Sergeant Christopher Geoffrey Blomfield Chapman
Christopher Geoffrey Blomfield Chapman, son of Christopher Charles and Catherina Chapman, hailed from Uralla in New South Wales and was born on 23 January 1913.
After completing his education at The Church of England Grammar School, Brisbane, in 1928, he worked as an overseer on his Father’s sheep property. He signed up for the Royal Australian Air Force (RAAF) on 28 March 1940 in Brisbane.
His training took him to 2 Initial Training School at Bradfield Park in Sydney, 5 Elementary Flying Training School at Narrowmine, then on to 1 Services Flying Training School at Camp Borden in Ontario in Canada. He then travelled to the UK joining 57 Operational Training Unit at RAF Hawarden on 10 March 1941, for his conversion to the Spitfire.
After less than 2 months training on the Spitfire, he joined 452 (RAAF) Squadron at RAF Kirton-in-Lindsey on 5 May 1941. Newly formed, on 8 April, 452 was the first Australian Fighter Squadron to be established in England, it would go on to become the most distinguished Australian fighter squadron. Initially equipped with Spitfire Is, the squadron quickly upgraded to the Mk.II in May. 452 suffered the temporary loss of its squadron commander, Squadron Leader R G Dutton DFC, when his Spitfire was damaged by that of Flight Lieutenannt “Paddy” Fincane’s whilst conducting an Air Drill display over Brighouse in Yorkshire. Dutton successfully force landed his aircraft although he was injured in the process, after returning from sick leave he was posted to command 19 Squadron.
The squadron’s first “state of readiness” was declared on 21 May and they were “fully day operational” on 2 June. For the rest of the month they practised dusk landings, stood at readiness and undertook convoy and dusk patrols.
Chapman first flew operationally with the squadron on 23 June, on a dusk patrol. This was followed by a convoy patrol on 25 June before he went on 8 days leave, returning on 5 July. Chapman then flew a further 8 times in the month, on various patrols, before the squadron moved south the Kenley on 21 July.
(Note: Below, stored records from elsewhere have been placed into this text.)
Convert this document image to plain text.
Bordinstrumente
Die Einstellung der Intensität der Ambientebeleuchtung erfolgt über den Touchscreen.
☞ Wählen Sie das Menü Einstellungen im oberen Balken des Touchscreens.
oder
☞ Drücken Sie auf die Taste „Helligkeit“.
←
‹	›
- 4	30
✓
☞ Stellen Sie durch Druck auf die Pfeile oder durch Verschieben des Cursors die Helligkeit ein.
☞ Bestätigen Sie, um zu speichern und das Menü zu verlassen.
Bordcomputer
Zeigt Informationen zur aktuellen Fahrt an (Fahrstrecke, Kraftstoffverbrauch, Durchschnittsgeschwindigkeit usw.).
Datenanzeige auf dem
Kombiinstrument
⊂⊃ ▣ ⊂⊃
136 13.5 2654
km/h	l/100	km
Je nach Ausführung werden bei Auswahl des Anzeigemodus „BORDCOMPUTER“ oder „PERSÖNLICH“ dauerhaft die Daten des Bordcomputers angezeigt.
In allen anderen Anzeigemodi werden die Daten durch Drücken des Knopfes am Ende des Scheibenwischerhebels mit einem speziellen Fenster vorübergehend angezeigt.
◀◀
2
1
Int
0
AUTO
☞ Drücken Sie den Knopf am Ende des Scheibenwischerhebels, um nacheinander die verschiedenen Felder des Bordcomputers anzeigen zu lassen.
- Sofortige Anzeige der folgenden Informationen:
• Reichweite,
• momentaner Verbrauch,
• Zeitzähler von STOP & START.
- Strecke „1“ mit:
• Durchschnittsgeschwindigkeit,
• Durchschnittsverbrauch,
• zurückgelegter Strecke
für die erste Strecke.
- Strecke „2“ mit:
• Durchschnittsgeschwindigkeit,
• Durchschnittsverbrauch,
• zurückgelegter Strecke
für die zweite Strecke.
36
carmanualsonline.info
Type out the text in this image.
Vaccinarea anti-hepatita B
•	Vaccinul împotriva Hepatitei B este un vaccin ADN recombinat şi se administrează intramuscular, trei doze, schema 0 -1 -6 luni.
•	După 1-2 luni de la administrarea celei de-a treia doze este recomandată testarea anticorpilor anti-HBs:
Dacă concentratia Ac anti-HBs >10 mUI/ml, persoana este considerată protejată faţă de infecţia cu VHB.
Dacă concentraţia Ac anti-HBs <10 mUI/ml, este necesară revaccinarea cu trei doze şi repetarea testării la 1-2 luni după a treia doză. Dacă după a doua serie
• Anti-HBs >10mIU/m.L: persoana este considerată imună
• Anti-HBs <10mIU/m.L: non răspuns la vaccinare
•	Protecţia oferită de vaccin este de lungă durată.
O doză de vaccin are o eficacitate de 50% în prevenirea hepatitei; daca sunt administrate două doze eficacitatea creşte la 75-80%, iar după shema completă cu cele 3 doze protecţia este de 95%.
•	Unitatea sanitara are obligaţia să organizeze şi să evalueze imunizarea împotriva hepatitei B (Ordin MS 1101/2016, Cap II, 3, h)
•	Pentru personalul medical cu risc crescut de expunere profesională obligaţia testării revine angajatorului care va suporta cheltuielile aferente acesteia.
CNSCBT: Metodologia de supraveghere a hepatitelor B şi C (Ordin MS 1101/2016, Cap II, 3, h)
He then flew regular operational sorties with the squadron until, on 9 August 1941, he went missing in an engagement with Me.109s on Circus 68, between Mardyck and Bethune, flying Spitfire IIA, P7590. Also missing on this operation were Pilot Officer J H O’Byrne and Sergeant G B Haydon. O’Byrne had also joined 452 on 5 May, but survived as a prisoner of War.
Christopher Chapman is buried in Longuenesse (St Omer) Cemetery.
Rest in peace Sir and thank you for your service.